As far as efficiency goes, the CDT725SSFSS's water consumption is very slightly above average, although it didn't hurt the overall efficiency score. In total, we estimated a yearly cost of $25.52, where most dishwashers on the market cost closer to $30 a year to run.
For in-depth performance information, please visit the Science Page.
The perfect middle ground
The GE Café CDT725SSFSS is a solid dishwasher with good cleaning power and a healthy selection of wash options. On sale for $1099, it's still a bit on the pricey side, but for the money you get an attractive look, excellent cleaning power, and, of course, those convenient bottle wash jets for rinsing out your sports and baby bottles.
For only $100 more, you could get the GE Profile PDT750SSFSS instead. Though it boasts a different aesthetic than the Café, the Profile offers more cleaning cycles, including the 30-minute Express cycle this Café lacks.
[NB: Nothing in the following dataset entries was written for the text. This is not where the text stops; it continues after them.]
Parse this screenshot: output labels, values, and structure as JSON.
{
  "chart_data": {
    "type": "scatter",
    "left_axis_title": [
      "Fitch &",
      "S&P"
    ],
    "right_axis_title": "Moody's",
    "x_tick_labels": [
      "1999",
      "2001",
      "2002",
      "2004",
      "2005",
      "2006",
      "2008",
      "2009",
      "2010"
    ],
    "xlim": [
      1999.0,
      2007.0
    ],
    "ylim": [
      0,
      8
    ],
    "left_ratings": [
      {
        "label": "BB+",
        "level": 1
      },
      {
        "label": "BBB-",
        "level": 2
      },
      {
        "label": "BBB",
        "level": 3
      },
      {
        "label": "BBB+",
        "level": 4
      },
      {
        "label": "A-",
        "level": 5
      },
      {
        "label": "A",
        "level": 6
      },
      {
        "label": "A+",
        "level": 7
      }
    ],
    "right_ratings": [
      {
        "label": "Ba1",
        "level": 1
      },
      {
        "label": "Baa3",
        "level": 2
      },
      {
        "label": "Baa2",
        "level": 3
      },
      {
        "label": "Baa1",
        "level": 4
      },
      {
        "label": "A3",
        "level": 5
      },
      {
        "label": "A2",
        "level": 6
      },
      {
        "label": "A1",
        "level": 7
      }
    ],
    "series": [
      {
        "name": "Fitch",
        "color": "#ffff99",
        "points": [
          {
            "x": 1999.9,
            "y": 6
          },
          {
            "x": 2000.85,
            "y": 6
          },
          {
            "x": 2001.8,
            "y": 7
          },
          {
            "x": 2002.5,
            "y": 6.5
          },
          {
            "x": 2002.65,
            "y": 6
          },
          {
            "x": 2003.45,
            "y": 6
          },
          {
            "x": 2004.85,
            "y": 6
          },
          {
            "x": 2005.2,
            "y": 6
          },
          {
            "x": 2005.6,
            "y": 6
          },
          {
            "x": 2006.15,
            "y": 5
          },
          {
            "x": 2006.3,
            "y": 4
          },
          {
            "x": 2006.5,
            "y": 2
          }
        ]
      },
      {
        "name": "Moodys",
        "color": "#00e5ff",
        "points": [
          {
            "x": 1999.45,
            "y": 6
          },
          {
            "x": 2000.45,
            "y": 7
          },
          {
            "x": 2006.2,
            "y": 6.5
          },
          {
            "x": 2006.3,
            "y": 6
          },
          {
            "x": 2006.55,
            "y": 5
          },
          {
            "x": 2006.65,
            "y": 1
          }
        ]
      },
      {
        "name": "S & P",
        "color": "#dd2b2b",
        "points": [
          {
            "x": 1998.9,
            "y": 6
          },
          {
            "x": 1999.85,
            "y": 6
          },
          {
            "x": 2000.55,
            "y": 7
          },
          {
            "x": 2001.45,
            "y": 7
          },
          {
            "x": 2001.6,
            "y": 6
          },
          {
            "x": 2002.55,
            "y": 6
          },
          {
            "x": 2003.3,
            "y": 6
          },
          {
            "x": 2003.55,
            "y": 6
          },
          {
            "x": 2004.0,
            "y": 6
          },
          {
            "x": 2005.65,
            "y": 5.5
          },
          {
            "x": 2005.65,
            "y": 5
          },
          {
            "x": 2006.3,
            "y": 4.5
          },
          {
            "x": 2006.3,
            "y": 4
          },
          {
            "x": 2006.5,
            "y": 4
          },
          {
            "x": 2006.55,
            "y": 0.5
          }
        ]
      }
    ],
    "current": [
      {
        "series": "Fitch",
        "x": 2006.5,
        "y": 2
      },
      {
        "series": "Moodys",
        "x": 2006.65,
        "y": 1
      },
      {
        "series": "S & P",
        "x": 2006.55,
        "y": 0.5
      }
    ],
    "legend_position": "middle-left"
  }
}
It also comes with a ninja front-facing display that blends in seamlessly with the rest of the stainless steel door.
If you're looking to spend less (and really, who isn't?), then downgrading to the GE GDT720SSFSS is also a fine choice. About $150 cheaper than the Café and $250 less than the Profile, this GE might lack extras like a Rinse cycle and a blue, backlit LCD screen, but is otherwise an excellent performer.